The next second, a dark shadow shot up from beneath the hull, nimbly coiling around the wrist of the only one still standing—Xue Qi. He grabbed at it. “What is this? It’s slippery.”

Before the words had even fallen, he was dragged by a tremendous force and plunged headfirst into the water.

Cao Xian frowned, shoved the oar in his hands to Shen Ping’an. “I’m going down.” Grabbing the two long blades at his side, he leapt straight into the water.

Wu Heng gave Shen Ping’an a look of warning, then lay prone along the edge of the boat and plunged his hand beneath the surface. From the center of the black poppy’s pistil, a gray-green single eye suddenly opened.

The depths below were unfathomable. Kelp-like plants rose underwater like a submerged forest, harmless and soft, swaying neatly with the current.

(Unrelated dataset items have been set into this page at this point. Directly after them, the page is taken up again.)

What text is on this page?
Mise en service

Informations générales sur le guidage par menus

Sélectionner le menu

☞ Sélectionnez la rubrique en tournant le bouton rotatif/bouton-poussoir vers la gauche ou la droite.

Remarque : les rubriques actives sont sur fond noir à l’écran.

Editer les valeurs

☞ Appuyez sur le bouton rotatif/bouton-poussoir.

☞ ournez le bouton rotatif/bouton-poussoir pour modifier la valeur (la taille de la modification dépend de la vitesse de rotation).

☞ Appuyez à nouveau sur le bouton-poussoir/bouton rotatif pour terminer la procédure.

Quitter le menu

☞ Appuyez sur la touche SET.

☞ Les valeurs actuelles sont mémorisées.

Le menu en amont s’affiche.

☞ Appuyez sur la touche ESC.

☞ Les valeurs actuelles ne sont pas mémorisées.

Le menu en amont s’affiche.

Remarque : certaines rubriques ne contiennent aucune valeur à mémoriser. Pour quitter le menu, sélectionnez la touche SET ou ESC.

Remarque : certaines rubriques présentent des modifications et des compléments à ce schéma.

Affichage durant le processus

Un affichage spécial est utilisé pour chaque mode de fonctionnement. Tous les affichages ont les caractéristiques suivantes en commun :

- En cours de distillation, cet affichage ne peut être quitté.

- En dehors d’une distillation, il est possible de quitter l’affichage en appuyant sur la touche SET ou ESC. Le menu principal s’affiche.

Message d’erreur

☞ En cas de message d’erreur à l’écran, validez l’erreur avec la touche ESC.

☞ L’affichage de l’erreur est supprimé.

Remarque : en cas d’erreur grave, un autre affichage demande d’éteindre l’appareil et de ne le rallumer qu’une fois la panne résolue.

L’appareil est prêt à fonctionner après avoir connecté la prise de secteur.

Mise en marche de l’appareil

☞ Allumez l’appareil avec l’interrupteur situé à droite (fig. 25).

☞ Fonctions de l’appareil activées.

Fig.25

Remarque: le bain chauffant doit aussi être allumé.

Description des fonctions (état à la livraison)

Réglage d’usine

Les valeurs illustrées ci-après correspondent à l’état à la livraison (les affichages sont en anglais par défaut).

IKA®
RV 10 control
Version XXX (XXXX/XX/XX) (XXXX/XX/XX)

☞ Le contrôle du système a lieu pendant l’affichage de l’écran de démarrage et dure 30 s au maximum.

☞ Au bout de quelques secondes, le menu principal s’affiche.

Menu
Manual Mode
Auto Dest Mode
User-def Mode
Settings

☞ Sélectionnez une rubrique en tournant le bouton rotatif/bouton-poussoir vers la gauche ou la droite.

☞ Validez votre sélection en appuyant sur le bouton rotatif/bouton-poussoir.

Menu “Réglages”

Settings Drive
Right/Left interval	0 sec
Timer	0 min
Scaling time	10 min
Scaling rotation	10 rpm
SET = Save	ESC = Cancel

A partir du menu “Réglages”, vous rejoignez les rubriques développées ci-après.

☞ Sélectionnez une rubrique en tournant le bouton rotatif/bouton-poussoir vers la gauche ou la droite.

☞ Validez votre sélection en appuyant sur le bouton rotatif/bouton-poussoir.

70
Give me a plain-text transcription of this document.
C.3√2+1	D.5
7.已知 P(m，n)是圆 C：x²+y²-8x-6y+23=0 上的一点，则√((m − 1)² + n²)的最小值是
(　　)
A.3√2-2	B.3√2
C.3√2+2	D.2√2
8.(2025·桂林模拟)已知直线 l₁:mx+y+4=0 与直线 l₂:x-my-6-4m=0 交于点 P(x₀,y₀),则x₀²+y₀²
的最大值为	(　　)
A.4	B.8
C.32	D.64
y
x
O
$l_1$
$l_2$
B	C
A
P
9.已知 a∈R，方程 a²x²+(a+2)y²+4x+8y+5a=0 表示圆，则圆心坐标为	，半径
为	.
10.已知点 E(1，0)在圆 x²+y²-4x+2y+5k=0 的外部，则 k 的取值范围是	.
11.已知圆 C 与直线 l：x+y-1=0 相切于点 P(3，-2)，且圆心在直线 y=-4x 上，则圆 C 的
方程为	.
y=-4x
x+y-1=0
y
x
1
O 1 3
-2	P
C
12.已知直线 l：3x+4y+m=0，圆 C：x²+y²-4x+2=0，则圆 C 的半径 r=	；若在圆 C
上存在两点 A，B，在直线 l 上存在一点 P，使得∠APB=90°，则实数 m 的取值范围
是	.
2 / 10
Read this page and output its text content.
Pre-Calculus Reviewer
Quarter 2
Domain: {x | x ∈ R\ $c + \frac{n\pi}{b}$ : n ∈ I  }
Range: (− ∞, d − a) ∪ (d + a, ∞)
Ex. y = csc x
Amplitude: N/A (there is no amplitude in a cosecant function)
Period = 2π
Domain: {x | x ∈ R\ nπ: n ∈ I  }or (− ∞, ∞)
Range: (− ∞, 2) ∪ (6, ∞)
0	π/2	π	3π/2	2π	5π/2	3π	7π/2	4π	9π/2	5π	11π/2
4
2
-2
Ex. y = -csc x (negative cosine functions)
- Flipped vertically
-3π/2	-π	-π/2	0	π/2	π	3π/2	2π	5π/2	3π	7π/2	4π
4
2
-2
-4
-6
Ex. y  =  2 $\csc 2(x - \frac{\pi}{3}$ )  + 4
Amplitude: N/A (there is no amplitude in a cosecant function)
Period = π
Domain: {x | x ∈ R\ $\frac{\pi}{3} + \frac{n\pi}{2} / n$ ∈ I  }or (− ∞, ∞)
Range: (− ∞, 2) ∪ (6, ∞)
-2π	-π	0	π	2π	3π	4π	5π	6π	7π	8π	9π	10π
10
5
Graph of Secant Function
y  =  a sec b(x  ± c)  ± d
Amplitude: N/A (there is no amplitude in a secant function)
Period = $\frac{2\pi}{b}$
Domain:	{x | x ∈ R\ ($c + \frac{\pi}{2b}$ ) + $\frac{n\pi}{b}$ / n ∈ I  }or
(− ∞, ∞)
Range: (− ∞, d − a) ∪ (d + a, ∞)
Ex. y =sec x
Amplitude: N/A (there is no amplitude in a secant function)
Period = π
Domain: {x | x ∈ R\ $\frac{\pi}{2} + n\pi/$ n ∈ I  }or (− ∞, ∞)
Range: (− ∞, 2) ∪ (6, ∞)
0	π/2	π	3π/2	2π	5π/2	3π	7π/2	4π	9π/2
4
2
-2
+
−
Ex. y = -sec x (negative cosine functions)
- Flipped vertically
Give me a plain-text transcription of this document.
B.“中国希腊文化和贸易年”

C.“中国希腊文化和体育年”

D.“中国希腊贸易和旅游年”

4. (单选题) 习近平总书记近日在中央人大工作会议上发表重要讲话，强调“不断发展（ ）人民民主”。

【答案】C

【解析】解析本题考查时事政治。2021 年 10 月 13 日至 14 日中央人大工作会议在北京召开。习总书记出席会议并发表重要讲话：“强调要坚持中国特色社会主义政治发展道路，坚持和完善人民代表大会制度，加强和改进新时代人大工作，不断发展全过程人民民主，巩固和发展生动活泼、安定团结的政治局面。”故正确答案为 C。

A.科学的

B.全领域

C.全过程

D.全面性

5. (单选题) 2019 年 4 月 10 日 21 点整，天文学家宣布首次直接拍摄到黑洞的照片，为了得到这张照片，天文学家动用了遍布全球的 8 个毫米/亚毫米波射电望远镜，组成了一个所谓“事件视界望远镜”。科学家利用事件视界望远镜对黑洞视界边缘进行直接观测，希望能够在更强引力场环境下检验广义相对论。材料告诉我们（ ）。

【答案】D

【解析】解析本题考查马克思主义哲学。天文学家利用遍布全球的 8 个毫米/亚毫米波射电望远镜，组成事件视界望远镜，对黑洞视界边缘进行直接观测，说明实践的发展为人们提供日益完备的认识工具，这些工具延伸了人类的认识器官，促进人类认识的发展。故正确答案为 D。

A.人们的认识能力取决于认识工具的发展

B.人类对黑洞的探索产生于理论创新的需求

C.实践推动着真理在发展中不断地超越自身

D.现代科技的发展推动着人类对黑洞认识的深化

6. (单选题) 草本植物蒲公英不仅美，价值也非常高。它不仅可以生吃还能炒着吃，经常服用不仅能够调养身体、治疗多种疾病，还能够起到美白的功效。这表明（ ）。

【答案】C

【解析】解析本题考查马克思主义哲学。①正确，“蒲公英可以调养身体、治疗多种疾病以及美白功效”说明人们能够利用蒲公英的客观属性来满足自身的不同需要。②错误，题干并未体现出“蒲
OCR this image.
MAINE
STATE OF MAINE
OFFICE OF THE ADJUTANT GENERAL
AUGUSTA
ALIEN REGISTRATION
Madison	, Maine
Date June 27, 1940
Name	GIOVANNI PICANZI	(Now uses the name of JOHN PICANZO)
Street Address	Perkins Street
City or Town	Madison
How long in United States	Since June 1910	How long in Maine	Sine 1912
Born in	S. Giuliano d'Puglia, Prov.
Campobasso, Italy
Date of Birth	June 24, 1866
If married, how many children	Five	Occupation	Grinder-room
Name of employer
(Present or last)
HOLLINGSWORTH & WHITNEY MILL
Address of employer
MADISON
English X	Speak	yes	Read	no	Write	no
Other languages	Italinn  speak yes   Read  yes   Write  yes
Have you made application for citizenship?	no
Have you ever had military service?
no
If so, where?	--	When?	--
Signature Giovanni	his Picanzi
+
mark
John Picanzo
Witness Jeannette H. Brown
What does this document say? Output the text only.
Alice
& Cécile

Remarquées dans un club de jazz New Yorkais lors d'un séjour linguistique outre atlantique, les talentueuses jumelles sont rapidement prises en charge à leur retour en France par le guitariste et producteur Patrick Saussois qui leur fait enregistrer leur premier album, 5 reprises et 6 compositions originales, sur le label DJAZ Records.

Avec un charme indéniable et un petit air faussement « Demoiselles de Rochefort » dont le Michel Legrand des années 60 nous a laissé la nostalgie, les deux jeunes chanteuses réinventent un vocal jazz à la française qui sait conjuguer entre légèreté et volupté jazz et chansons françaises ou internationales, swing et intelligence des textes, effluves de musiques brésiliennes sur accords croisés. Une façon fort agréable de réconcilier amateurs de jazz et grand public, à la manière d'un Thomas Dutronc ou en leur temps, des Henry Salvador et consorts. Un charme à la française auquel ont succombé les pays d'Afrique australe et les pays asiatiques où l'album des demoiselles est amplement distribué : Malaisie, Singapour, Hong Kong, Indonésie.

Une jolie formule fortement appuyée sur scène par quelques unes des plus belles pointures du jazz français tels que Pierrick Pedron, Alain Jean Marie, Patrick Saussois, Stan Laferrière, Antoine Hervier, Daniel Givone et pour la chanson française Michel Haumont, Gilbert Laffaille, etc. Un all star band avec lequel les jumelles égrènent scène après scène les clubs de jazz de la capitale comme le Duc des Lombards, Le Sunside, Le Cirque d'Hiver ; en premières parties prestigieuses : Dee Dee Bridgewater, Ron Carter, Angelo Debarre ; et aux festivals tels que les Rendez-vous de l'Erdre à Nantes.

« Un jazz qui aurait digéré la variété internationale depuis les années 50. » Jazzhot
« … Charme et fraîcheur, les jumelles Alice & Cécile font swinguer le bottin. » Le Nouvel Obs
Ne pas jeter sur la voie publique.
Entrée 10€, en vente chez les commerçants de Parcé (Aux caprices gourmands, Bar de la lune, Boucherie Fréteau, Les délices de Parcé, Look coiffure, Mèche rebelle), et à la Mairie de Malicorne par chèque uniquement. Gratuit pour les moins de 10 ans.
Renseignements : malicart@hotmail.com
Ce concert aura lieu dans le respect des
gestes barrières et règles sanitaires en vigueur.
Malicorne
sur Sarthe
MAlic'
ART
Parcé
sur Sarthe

And the thing that had just burst out of the water to drag Xue Qi under was precisely one of them. The one that pulled the monkey down was probably the same.

As if catching the scent of humans drifting into the water, they moved in perfect unison, surging toward the boy’s palm.

Vines burst forth in an instant, replacing the single eye.

Chaos erupted beneath the surface, and the calm above was shattered as well.

It was as if a pair of giant hands were violently churning the water. The wooden boat rocked back and forth. Shukui’s forepaws clung tightly to Wu Heng’s calf, and its fur was completely soaked by the river water sloshing into the boat.

“Will Cao Xian be okay? He’s been down there a while—he’s just a speed-type,” Shen Ping’an said. Compared to creatures on land, he felt underwater threats were far harder to deal with. Breathing alone was a nightmare; even ability users still had to breathe.

“He should be fine,” Yue Shanqing said, glancing at the water, though he didn’t sound confident.

Shen Ping’an didn’t hear Wu Heng respond. He turned around and saw a scene that nearly made him laugh out loud—Wu Heng was lying prone along the edge of the boat with both hands submerged, his expression solemn. If Shen Ping’an didn’t know better, he’d have thought Wu Heng was simply playing in the water.